A estranha rotação de Vênus foi provavelmente desencadeada por um impactor de alta velocidade do tamanho da lua
A rotação retrógrada extraordinariamente lenta de Vênus foi provavelmente causada por um encontro casual com um impactor do tamanho da lua.
Pontos-chave
- Em foco: A rotação retrógrada extraordinariamente lenta de Vênus foi provavelmente causada por um encontro casual com um impactor do tamanho da lua
- Detalhe: Cobertura jornalística: verificar documentação técnica primária
- Leitura editorial: reportagem científica; quando possível, confira a fonte primária citada.
A equipe de pesquisa, liderada por Gillmann, sugere que, dependendo dos parâmetros específicos do impacto, um Vênus inicialmente em rotação rápida poderia ter sido desacelerado para taxas de rotação compatíveis com a evolução de longo prazo observada hoje. Essa desaceleração teria sido um fator crucial para moldar a dinâmica rotacional do planeta. A modelagem do impacto indica que a energia liberada seria suficiente para alterar significativamente o momento angular de Vênus, levando à sua rotação retrógrada e à sua velocidade atual, que é notavelmente lenta em comparação com outros planetas rochosos.
Além de alterar a rotação, o provável impactor de Vênus teria causado um derretimento substancial do manto do planeta. Se as projeções de Gillmann e seus colegas estiverem corretas, cerca de 99% do manto de Vênus pode ter sido fundido. As profundidades relativas dessa camada de fusão variariam consideravelmente, dependendo das propriedades exatas do impacto, podendo ir desde uma camada superficial de aproximadamente 100 quilômetros de espessura até um manto completamente fundido. Esse evento teria tido implicações profundas para a geodinâmica interna de Vênus, influenciando sua evolução térmica e geológica subsequente.
Apesar da magnitude do impacto e do calor gerado, o planeta teria dissipado essa energia de forma eficiente ao longo do tempo. Gillmann explica que, após algumas centenas de milhões de anos, a evolução térmica de Vênus se tornaria muito difícil de distinguir de um cenário em que nenhum impacto significativo tivesse ocorrido. Isso sugere que, embora o evento inicial tenha sido cataclísmico, os processos geológicos e atmosféricos subsequentes teriam mascarado as evidências diretas do impacto em escalas de tempo mais longas, tornando a reconstrução de sua história um desafio complexo para os cientistas.
A posição de Vênus no sistema solar interior, combinada com o aumento gradual da luminosidade do Sol — que cresce cerca de 10% a cada bilhão de anos — ditaria, em grande parte, um destino desafiador para o nosso planeta irmão.
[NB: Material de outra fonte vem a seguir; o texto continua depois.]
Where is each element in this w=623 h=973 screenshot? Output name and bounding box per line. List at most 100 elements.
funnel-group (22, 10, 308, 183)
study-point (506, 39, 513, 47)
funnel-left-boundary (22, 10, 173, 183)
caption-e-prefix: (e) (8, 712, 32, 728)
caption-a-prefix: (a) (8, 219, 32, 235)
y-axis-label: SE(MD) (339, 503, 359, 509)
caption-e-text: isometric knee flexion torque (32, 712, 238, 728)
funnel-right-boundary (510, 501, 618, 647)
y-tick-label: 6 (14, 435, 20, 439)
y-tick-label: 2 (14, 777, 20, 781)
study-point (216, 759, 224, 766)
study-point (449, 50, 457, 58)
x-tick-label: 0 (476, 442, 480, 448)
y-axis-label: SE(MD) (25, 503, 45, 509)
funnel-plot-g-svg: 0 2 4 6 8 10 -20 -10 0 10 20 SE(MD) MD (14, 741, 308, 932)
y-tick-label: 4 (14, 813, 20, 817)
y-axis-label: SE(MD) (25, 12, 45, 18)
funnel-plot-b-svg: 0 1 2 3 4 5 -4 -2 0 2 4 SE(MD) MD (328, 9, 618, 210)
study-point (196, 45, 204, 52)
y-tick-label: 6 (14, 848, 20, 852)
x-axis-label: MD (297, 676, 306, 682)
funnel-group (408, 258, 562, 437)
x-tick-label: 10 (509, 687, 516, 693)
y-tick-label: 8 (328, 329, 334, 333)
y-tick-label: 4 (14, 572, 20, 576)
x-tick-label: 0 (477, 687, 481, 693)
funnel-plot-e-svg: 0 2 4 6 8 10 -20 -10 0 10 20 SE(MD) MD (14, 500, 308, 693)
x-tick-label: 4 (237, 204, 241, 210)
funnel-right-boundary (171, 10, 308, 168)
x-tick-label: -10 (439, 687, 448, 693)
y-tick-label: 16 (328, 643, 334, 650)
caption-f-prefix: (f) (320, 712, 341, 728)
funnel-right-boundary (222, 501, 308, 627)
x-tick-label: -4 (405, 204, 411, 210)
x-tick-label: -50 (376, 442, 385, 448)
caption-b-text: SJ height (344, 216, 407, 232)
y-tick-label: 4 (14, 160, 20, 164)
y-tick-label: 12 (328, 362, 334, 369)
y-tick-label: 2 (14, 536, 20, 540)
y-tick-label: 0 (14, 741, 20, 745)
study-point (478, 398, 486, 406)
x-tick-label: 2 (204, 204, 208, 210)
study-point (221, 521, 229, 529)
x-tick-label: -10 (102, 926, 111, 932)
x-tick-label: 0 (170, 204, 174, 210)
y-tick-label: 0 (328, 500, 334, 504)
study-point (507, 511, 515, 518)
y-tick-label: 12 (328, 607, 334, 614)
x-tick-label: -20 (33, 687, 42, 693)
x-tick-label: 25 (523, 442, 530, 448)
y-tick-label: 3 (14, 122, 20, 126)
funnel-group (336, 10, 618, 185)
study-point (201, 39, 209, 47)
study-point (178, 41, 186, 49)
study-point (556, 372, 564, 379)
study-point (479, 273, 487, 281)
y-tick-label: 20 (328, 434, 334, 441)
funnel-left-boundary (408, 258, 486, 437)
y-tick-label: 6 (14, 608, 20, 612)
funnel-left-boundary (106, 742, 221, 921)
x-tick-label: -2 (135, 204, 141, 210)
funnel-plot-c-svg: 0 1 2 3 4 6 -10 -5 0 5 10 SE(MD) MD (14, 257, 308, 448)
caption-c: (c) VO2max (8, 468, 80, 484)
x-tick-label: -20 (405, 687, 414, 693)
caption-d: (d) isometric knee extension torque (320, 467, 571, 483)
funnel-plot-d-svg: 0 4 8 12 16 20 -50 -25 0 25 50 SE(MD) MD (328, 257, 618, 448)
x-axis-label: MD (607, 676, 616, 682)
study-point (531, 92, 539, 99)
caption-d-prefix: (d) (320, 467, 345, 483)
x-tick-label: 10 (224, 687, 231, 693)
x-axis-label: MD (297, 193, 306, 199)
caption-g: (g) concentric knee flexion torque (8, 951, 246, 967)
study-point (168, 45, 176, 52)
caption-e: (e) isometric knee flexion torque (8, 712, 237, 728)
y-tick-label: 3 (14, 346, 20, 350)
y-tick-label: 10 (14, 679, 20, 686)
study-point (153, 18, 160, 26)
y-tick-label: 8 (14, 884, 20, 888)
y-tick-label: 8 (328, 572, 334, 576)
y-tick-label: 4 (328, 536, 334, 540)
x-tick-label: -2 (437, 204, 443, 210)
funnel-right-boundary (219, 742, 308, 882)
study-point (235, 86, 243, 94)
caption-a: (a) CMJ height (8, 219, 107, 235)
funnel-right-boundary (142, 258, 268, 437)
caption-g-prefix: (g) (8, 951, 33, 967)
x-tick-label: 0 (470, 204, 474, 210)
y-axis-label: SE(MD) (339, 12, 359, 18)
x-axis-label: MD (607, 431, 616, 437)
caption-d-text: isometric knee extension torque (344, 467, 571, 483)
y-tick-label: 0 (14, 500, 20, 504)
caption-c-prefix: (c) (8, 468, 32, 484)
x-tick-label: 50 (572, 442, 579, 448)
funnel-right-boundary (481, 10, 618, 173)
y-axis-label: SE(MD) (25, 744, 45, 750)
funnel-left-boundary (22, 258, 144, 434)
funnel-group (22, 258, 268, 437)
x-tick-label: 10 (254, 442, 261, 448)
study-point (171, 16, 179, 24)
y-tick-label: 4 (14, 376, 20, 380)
Essas condições ambientais extremas, caracterizadas por um efeito estufa descontrolado, são o resultado de uma complexa interação entre sua história geológica, a composição de sua atmosfera e a proximidade com o Sol. Embora o impacto inicial possa ter sido um fator determinante para sua rotação, a evolução subsequente de Vênus foi moldada por uma série de processos astrofísicos e geofísicos que culminaram no ambiente inóspito que observamos hoje.